Since the COVID-19 pandemic swept the world in early 2020, many scientists in the viral research community have shifted their focus to study the SARS-CoV-2 coronavirus. Dr. Colleen Jonsson is one of them. She’s the Director of the Regional Biocontainment Laboratory, and Director of the Institute for the Study of Host-Pathogen Systems at the University of Tennessee Health Science Center (UTHSC) in Memphis.

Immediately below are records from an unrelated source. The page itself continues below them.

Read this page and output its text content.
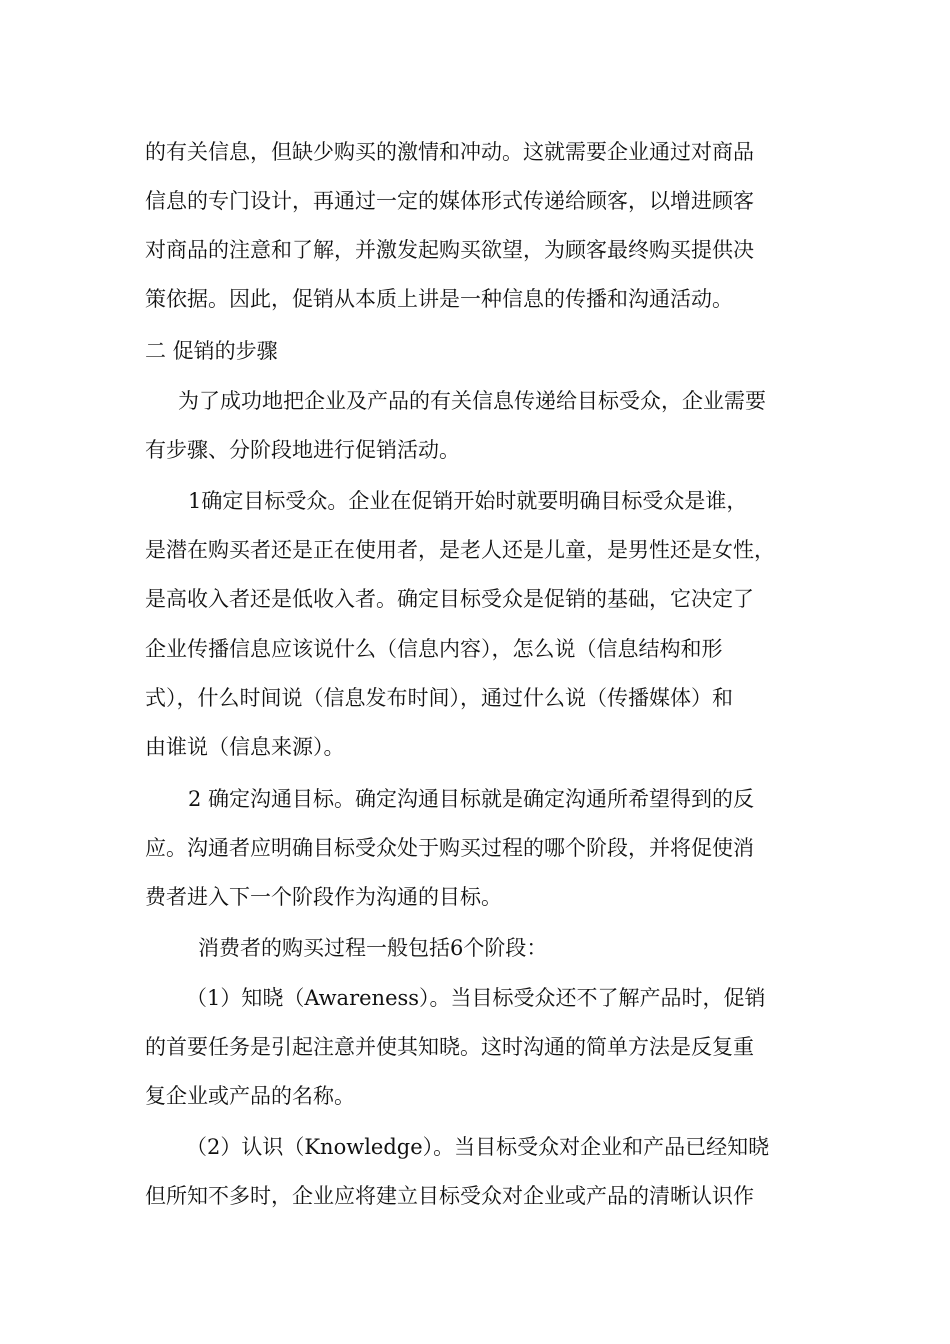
的有关信息，但缺少购买的激情和冲动。这就需要企业通过对商品
信息的专门设计，再通过一定的媒体形式传递给顾客，以增进顾客
对商品的注意和了解，并激发起购买欲望，为顾客最终购买提供决
策依据。因此，促销从本质上讲是一种信息的传播和沟通活动。
二 促销的步骤
为了成功地把企业及产品的有关信息传递给目标受众，企业需要
有步骤、分阶段地进行促销活动。
1确定目标受众。企业在促销开始时就要明确目标受众是谁，
是潜在购买者还是正在使用者，是老人还是儿童，是男性还是女性，
是高收入者还是低收入者。确定目标受众是促销的基础，它决定了
企业传播信息应该说什么（信息内容），怎么说（信息结构和形
式），什么时间说（信息发布时间），通过什么说（传播媒体）和
由谁说（信息来源）。
2 确定沟通目标。确定沟通目标就是确定沟通所希望得到的反
应。沟通者应明确目标受众处于购买过程的哪个阶段，并将促使消
费者进入下一个阶段作为沟通的目标。
消费者的购买过程一般包括6个阶段：
（1）知晓（Awareness）。当目标受众还不了解产品时，促销
的首要任务是引起注意并使其知晓。这时沟通的简单方法是反复重
复企业或产品的名称。
（2）认识（Knowledge）。当目标受众对企业和产品已经知晓
但所知不多时，企业应将建立目标受众对企业或产品的清晰认识作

Dr. Jonsson has been studying highly pathogenic human viruses for more than three decades. She has led several cross-institutional projects using high-throughput screens to discover small molecule antiviral compounds that could be used as therapeutics. And now, she’s using that experience to find an antiviral therapeutic against SARS-CoV-2.
Prior to 2020, there were two major outbreaks of coronaviruses. In 2003, an outbreak of SARS-CoV sickened 8098 people and killed 774. In 2012, an outbreak of MERS-CoV began which so far has sickened 2553 and killed 876. Although the overall number of MERS cases is low, the disease has a high fatality rate, and new cases are still being reported. Even though fatality rates are high for these two outbreaks, containment was quickly achieved. This makes development of a treatment not commercially viable so no one had undertaken a large effort to develop an approved treatment for either coronavirus infection.
Fast forward to late 2019/2020… well, you know what has happened. There is currently no reliable antiviral treatment for SARS-CoV-2, the coronavirus that causes COVID-19 infections.
Zhang, et al. thought of a way to make an antiviral treatment commercially viable. If the treatment is actually a broad-spectrum antiviral, it could be used to treat more than one infection, meaning, it can be used to treat more people and thus be seen as more valuable and worth the financial risk to pharmaceutical companies. So, they decided to look at the similarities between coronaviruses and enteroviruses.